Luna piena del cervo: lo spettacolo del cielo fotografato a Cesenatico
Un levarsi di luna dai colori infuocati
Mercoledì 29 luglio, alle 20,52, la Luna Piena del Cervo ha fatto la sua comparsa sull’orizzonte di Cesenatico, salendo dal mare verso Sud-Est. A immortalarne l’ascesa è stata Lia Briganti, fotografa e astrofotografa, che ha scelto come punto di osservazione la spiaggia libera di Levante, nei pressi della Colonia Agip.
Gli scatti, realizzati tra le 20,53 e le 21,16, raccontano la fase più suggestiva del sorgere della luna piena più grande e luminosa dell’estate: quella in cui il nostro satellite, ancora basso sull’orizzonte marino, attraversa una sequenza di colorazioni che vanno dal rosa al rosso, fino all’arancione e all’oro.
Perché la luna appare rossa e più grande del solito
Il fenomeno cromatico non è un caso. Le tonalità rossastre sono dovute alla rifrazione delle onde lunghe della luce solare, che rimangono intrappolate nell’atmosfera terrestre proprio nelle ore del crepuscolo: il 29 luglio il sole è tramontato alle 20,38 e il crepuscolo si è protratto fino alle 21,10, creando le condizioni ideali per questo gioco di luci.
A rendere ancora più spettacolare la scena ha contribuito la cosiddetta “illusione lunare”, un effetto ottico che fa apparire la luna significativamente più grande quando si trova bassa sull’orizzonte rispetto a quando è alta nel cielo. È quanto si osserva con particolare evidenza nello scatto delle 20,58, dove la luna appare rosata e leggermente schiacciata ai poli.
Il racconto minuto per minuto
La sequenza fotografica documenta una vera e propria trasformazione cromatica: alle 21,04 la luna assume una tonalità rossastra e la sua morfologia diventa più nitida; alle 21,11 vira verso l’arancione; alle 21,16, ormai più alta, appare dorata, con la superficie perfettamente leggibile e priva della deformazione ai poli osservata nei primi scatti.
Proprio nell’immagine delle 21,16 è possibile riconoscere alcuni dei mari lunari più noti: da sinistra verso destra il Mare Frigoris con i crateri Plato e Aristoteles, il Mare Serenitatis con il cratere Posidonius, il Mare Vaporum con il cratere Manilius, il Mare Tranquillitatis, il Mare Crisium, il Mare Fecunditatis con il cratere Lagrenus e il Mare Nectaris.
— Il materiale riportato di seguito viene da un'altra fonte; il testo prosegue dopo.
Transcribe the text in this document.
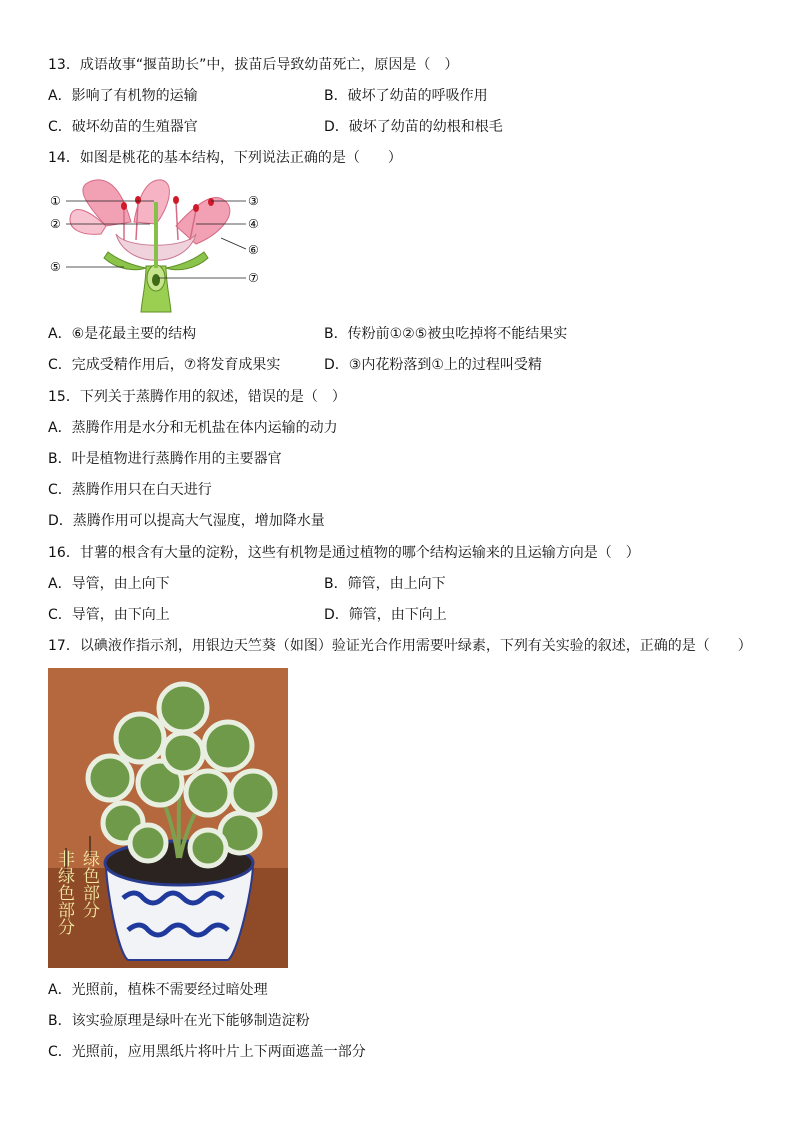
13．成语故事“揠苗助长”中，拔苗后导致幼苗死亡，原因是（　）
A．影响了有机物的运输	B．破坏了幼苗的呼吸作用
C．破坏幼苗的生殖器官	D．破坏了幼苗的幼根和根毛
14．如图是桃花的基本结构，下列说法正确的是（　　）
①
②
③
④
⑤
⑥
⑦
A．⑥是花最主要的结构	B．传粉前①②⑤被虫吃掉将不能结果实
C．完成受精作用后，⑦将发育成果实	D．③内花粉落到①上的过程叫受精
15．下列关于蒸腾作用的叙述，错误的是（　）
A．蒸腾作用是水分和无机盐在体内运输的动力
B．叶是植物进行蒸腾作用的主要器官
C．蒸腾作用只在白天进行
D．蒸腾作用可以提高大气湿度，增加降水量
16．甘薯的根含有大量的淀粉，这些有机物是通过植物的哪个结构运输来的且运输方向是（　）
A．导管，由上向下	B．筛管，由上向下
C．导管，由下向上	D．筛管，由下向上
17．以碘液作指示剂，用银边天竺葵（如图）验证光合作用需要叶绿素，下列有关实验的叙述，正确的是（　　）
非绿色部分 绿色部分
A．光照前，植株不需要经过暗处理
B．该实验原理是绿叶在光下能够制造淀粉
C．光照前，应用黑纸片将叶片上下两面遮盖一部分
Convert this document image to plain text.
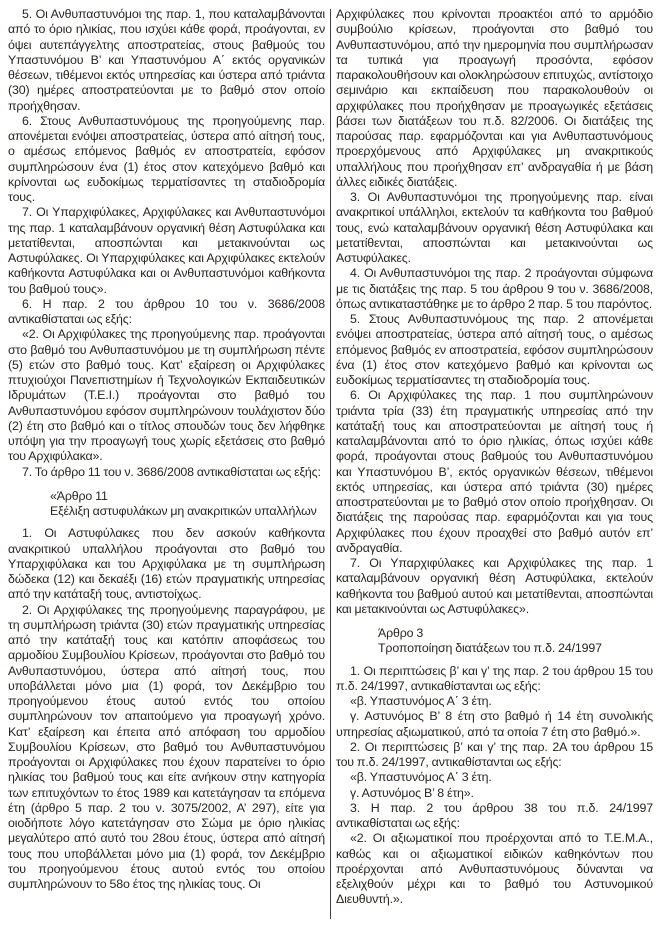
5. Οι Ανθυπαστυνόμοι της παρ. 1, που καταλαμβάνονται από το όριο ηλικίας, που ισχύει κάθε φορά, προάγονται, εν όψει αυτεπάγγελτης αποστρατείας, στους βαθμούς του Υπαστυνόμου Β’ και Υπαστυνόμου Α΄ εκτός οργανικών θέσεων, τιθέμενοι εκτός υπηρεσίας και ύστερα από τριάντα (30) ημέρες αποστρατεύονται με το βαθμό στον οποίο προήχθησαν.

6. Στους Ανθυπαστυνόμους της προηγούμενης παρ. απονέμεται ενόψει αποστρατείας, ύστερα από αίτησή τους, ο αμέσως επόμενος βαθμός εν αποστρατεία, εφόσον συμπληρώσουν ένα (1) έτος στον κατεχόμενο βαθμό και κρίνονται ως ευδοκίμως τερματίσαντες τη σταδιοδρομία τους.

7. Οι Υπαρχιφύλακες, Αρχιφύλακες και Ανθυπαστυνόμοι της παρ. 1 καταλαμβάνουν οργανική θέση Αστυφύλακα και μετατίθενται, αποσπώνται και μετακινούνται ως Αστυφύλακες. Οι Υπαρχιφύλακες και Αρχιφύλακες εκτελούν καθήκοντα Αστυφύλακα και οι Ανθυπαστυνόμοι καθήκοντα του βαθμού τους».

6. Η παρ. 2 του άρθρου 10 του ν. 3686/2008 αντικαθίσταται ως εξής:

«2. Οι Αρχιφύλακες της προηγούμενης παρ. προάγονται στο βαθμό του Ανθυπαστυνόμου με τη συμπλήρωση πέντε (5) ετών στο βαθμό τους. Κατ’ εξαίρεση οι Αρχιφύλακες πτυχιούχοι Πανεπιστημίων ή Τεχνολογικών Εκπαιδευτικών Ιδρυμάτων (Τ.Ε.Ι.) προάγονται στο βαθμό του Ανθυπαστυνόμου εφόσον συμπληρώνουν τουλάχιστον δύο (2) έτη στο βαθμό και ο τίτλος σπουδών τους δεν λήφθηκε υπόψη για την προαγωγή τους χωρίς εξετάσεις στο βαθμό του Αρχιφύλακα».

7. Το άρθρο 11 του ν. 3686/2008 αντικαθίσταται ως εξής:

«Άρθρο 11

Εξέλιξη αστυφυλάκων μη ανακριτικών υπαλλήλων

1. Οι Αστυφύλακες που δεν ασκούν καθήκοντα ανακριτικού υπαλλήλου προάγονται στο βαθμό του Υπαρχιφύλακα και του Αρχιφύλακα με τη συμπλήρωση δώδεκα (12) και δεκαέξι (16) ετών πραγματικής υπηρεσίας από την κατάταξή τους, αντιστοίχως.

2. Οι Αρχιφύλακες της προηγούμενης παραγράφου, με τη συμπλήρωση τριάντα (30) ετών πραγματικής υπηρεσίας από την κατάταξή τους και κατόπιν αποφάσεως του αρμοδίου Συμβουλίου Κρίσεων, προάγονται στο βαθμό του Ανθυπαστυνόμου, ύστερα από αίτησή τους, που υποβάλλεται μόνο μια (1) φορά, τον Δεκέμβριο του προηγούμενου έτους αυτού εντός του οποίου συμπληρώνουν τον απαιτούμενο για προαγωγή χρόνο. Κατ’ εξαίρεση και έπειτα από απόφαση του αρμοδίου Συμβουλίου Κρίσεων, στο βαθμό του Ανθυπαστυνόμου προάγονται οι Αρχιφύλακες που έχουν παρατείνει το όριο ηλικίας του βαθμού τους και είτε ανήκουν στην κατηγορία των επιτυχόντων το έτος 1989 και κατετάγησαν τα επόμενα έτη (άρθρο 5 παρ. 2 του ν. 3075/2002, Α’ 297), είτε για οιοδήποτε λόγο κατετάγησαν στο Σώμα με όριο ηλικίας μεγαλύτερο από αυτό του 28ου έτους, ύστερα από αίτησή τους που υποβάλλεται μόνο μια (1) φορά, τον Δεκέμβριο του προηγούμενου έτους αυτού εντός του οποίου συμπληρώνουν το 58ο έτος της ηλικίας τους. Οι

Αρχιφύλακες που κρίνονται προακτέοι από το αρμόδιο συμβούλιο κρίσεων, προάγονται στο βαθμό του Ανθυπαστυνόμου, από την ημερομηνία που συμπλήρωσαν τα τυπικά για προαγωγή προσόντα, εφόσον παρακολουθήσουν και ολοκληρώσουν επιτυχώς, αντίστοιχο σεμινάριο και εκπαίδευση που παρακολουθούν οι αρχιφύλακες που προήχθησαν με προαγωγικές εξετάσεις βάσει των διατάξεων του π.δ. 82/2006. Οι διατάξεις της παρούσας παρ. εφαρμόζονται και για Ανθυπαστυνόμους προερχόμενους από Αρχιφύλακες μη ανακριτικούς υπαλλήλους που προήχθησαν επ’ ανδραγαθία ή με βάση άλλες ειδικές διατάξεις.

3. Οι Ανθυπαστυνόμοι της προηγούμενης παρ. είναι ανακριτικοί υπάλληλοι, εκτελούν τα καθήκοντα του βαθμού τους, ενώ καταλαμβάνουν οργανική θέση Αστυφύλακα και μετατίθενται, αποσπώνται και μετακινούνται ως Αστυφύλακες.

4. Οι Ανθυπαστυνόμοι της παρ. 2 προάγονται σύμφωνα με τις διατάξεις της παρ. 5 του άρθρου 9 του ν. 3686/2008, όπως αντικαταστάθηκε με το άρθρο 2 παρ. 5 του παρόντος.

5. Στους Ανθυπαστυνόμους της παρ. 2 απονέμεται ενόψει αποστρατείας, ύστερα από αίτησή τους, ο αμέσως επόμενος βαθμός εν αποστρατεία, εφόσον συμπληρώσουν ένα (1) έτος στον κατεχόμενο βαθμό και κρίνονται ως ευδοκίμως τερματίσαντες τη σταδιοδρομία τους.

6. Οι Αρχιφύλακες της παρ. 1 που συμπληρώνουν τριάντα τρία (33) έτη πραγματικής υπηρεσίας από την κατάταξή τους και αποστρατεύονται με αίτησή τους ή καταλαμβάνονται από το όριο ηλικίας, όπως ισχύει κάθε φορά, προάγονται στους βαθμούς του Ανθυπαστυνόμου και Υπαστυνόμου Β’, εκτός οργανικών θέσεων, τιθέμενοι εκτός υπηρεσίας, και ύστερα από τριάντα (30) ημέρες αποστρατεύονται με το βαθμό στον οποίο προήχθησαν. Οι διατάξεις της παρούσας παρ. εφαρμόζονται και για τους Αρχιφύλακες που έχουν προαχθεί στο βαθμό αυτόν επ’ ανδραγαθία.

7. Οι Υπαρχιφύλακες και Αρχιφύλακες της παρ. 1 καταλαμβάνουν οργανική θέση Αστυφύλακα, εκτελούν καθήκοντα του βαθμού αυτού και μετατίθενται, αποσπώνται και μετακινούνται ως Αστυφύλακες».

Άρθρο 3

Τροποποίηση διατάξεων του π.δ. 24/1997

1. Οι περιπτώσεις β’ και γ’ της παρ. 2 του άρθρου 15 του π.δ. 24/1997, αντικαθίστανται ως εξής:

«β. Υπαστυνόμος Α΄ 3 έτη.

γ. Αστυνόμος Β’ 8 έτη στο βαθμό ή 14 έτη συνολικής υπηρεσίας αξιωματικού, από τα οποία 7 έτη στο βαθμό.».

2. Οι περιπτώσεις β’ και γ’ της παρ. 2Α του άρθρου 15 του π.δ. 24/1997, αντικαθίστανται ως εξής:

«β. Υπαστυνόμος Α΄ 3 έτη.

γ. Αστυνόμος Β’ 8 έτη».

3. Η παρ. 2 του άρθρου 38 του π.δ. 24/1997 αντικαθίσταται ως εξής:

«2. Οι αξιωματικοί που προέρχονται από το Τ.Ε.Μ.Α., καθώς και οι αξιωματικοί ειδικών καθηκόντων που προέρχονται από Ανθυπαστυνόμους δύνανται να εξελιχθούν μέχρι και το βαθμό του Αστυνομικού Διευθυντή.».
Verso l’alto a sinistra spicca il Mare Imbrium con il cratere Iridium e i crateri Archimedes e Copernicus, mentre sono ben visibili anche l’Oceanus Procellarum con il cratere Kepler, il cratere Grimaldi, il Mare Humorum, il Mare Nubium e, in corrispondenza del polo, il celebre cratere Tycho.
Un nome che arriva dalla tradizione dei nativi americani
La denominazione “Luna Piena del Cervo” affonda le radici nella tradizione popolare dei nativi americani del Nord America, ripresa poi dalle popolazioni anglosassoni: il nome richiama la crescita dei palchi dei giovani cervi, che avviene proprio in questo periodo dell’anno. Il momento di massima pienezza è stato raggiunto alle 16,36 dello stesso 29 luglio.
L’appuntamento con la prossima luna piena è già fissato: sarà la Luna Piena dello Storione, che raggiungerà il suo massimo il 28 agosto alle 4,18.